À l’heure où la nécessité d’une réforme en profondeur de nos institutions politiques est devenue une évidence pour de plus en plus de citoyens, le livre d’André Larocque, Robert Burns : le ministre de la démocratie citoyenne, est essentiel.
Il l’est d’abord bien sûr pour le récit qu’il nous fait du passage de Robert Burns en politique et du rôle qu’il a joué dans la mise en marche de la réforme démocratique que lui avait confiée René Lévesque, mais il l’est plus encore en raison de celui qui nous raconte cette histoire peu connue.
Nul autre qu’André Larocque, qui fut sous-ministre de Robert Burns à la fin des années 1970 et adjoint à la réforme démocratique, ne pouvait mieux raconter le cheminement de ce projet révolutionnaire de réforme démocratique qui était, on l’oublie trop souvent, au cœur même du projet de René Lévesque.
Le récit d’André Larocque nous permet de vivre en direct l’audace et la créativité qui ont inspiré la petite équipe de Robert Burns dans la mise en place des premières étapes d’un plan ambitieux de dix réformes démocratiques, qui n’a rien perdu de son actualité, ni de son urgence, car il a avorté en chemin, pour des raisons qui nous sont clairement expliquées, pour la première fois à ma connaissance, à savoir l’opposition des partis politiques, y compris celle de dirigeants notoires du Parti québécois.
Ce récit est d’autant plus unique et éclairant qu’André Larocque est sans contredit le meilleur défenseur de la démocratie citoyenne et des institutions démocratiques que nous ayons au Québec. La force de son discours vient du fait que, plus que tout autre, il a compris que c’est la souveraineté du peuple qui est le fondement de la démocratie et qui doit inspirer toutes ses institutions, comme il l’a magistralement démontré dans ses livres trop peu connus : Au pouvoir, citoyens!
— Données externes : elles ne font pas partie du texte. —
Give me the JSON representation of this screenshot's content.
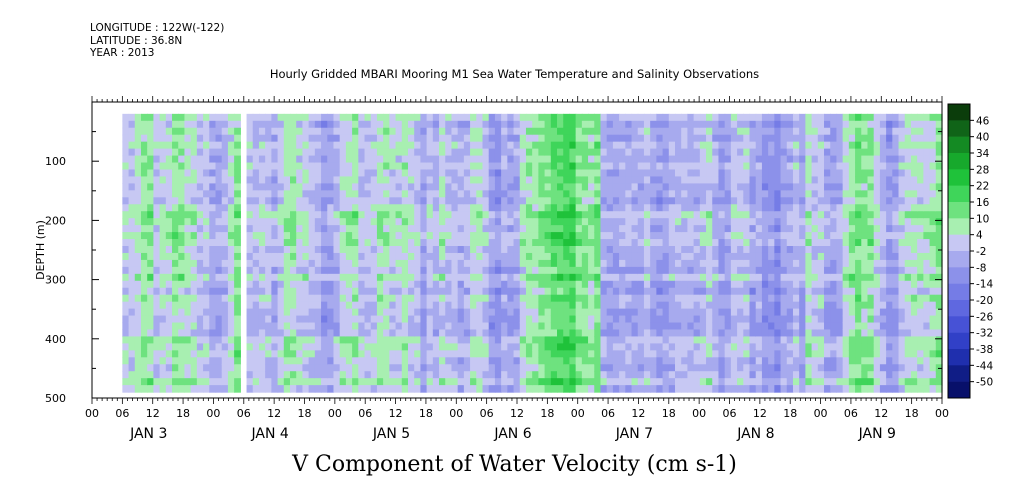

Mettre fin à l’usurpation des partis politiques et Dialogue avec Claude Béland sur une constitution du Québec d’aujourd’hui.
André Larocque a été, avec Robert Burns, l’artisan des lois sur le financement des partis politiques, sur les élections, sur la carte électorale, sur les consultations populaires (référendums) et sur l’accès à l’information, et il a encore en main des projets de loi qui n’ont pu voir le jour, à savoir les lois sur le mode de scrutin proportionnel régional, l’initiative populaire, le système présidentiel et la séparation des pouvoirs, la décentralisation territoriale et la convocation d’une assemblée constituante tirée au sort pour coordonner la rédaction d’une constitution québécoise.
Il a aussi été l’artisan, avec Claude Béland, de l’extraordinaire exercice démocratique des États généraux sur la réforme des institutions démocratiques de 2003, dont les résultats ont malheureusement été ignorés par les gouvernements, et, en plus d’avoir conseillé plusieurs politiciens et militants, il a aussi été partie prenante de la dernière intervention publique de Robert Burns dans un mémoire percutant sur le financement des partis politiques, malheureusement ignoré de la commission Charbonneau.
Ce dernier livre de Larocque est une bombe pour tous les politiciens et les partis politiques qui exercent ou ambitionnent d’exercer le pouvoir et de représenter les citoyens. La nouvelle loi sur le financement des partis politiques, dont se targuent les partis politiques pour nous rassurer sur leur intégrité, y est sévèrement dénoncée comme l’ultime perversion du projet initial de René Lévesque et de Robert Burns.
Lors du lancement du livre à la Bibliothèque de l’Assemblée nationale, Claude Béland, André Larocque et moi avons pris la parole dans un plaidoyer pour une réforme de notre démocratie par les citoyens eux-mêmes, puisque, de toute évidence, « les partis politiques ne feront jamais rien pour redonner le pouvoir aux citoyens » (Claude Béland). Et ce lieu où les citoyens pourraient dicter les nouvelles règles du jeu, c’est, au dire des intervenants, quelque chose comme une assemblée constituante citoyenne indépendante des partis, chargée de proposer une constitution au peuple québécois et son adoption par référendum.
Inutile de dire que plusieurs politiciens se sont vite sentis visés et se sont éclipsés en douce. Comme toujours, ils laisseront le silence et le temps éteindre le feu, mais cette prise de parole étonnamment énergique et décontractée, dans cette enceinte de l’Assemblée nationale, ajoutée aux mises en accusation en cours de politiciens de premier plan, me semble préluder à une sorte d’éclatement de la mascarade qui nous tient lieu de démocratie.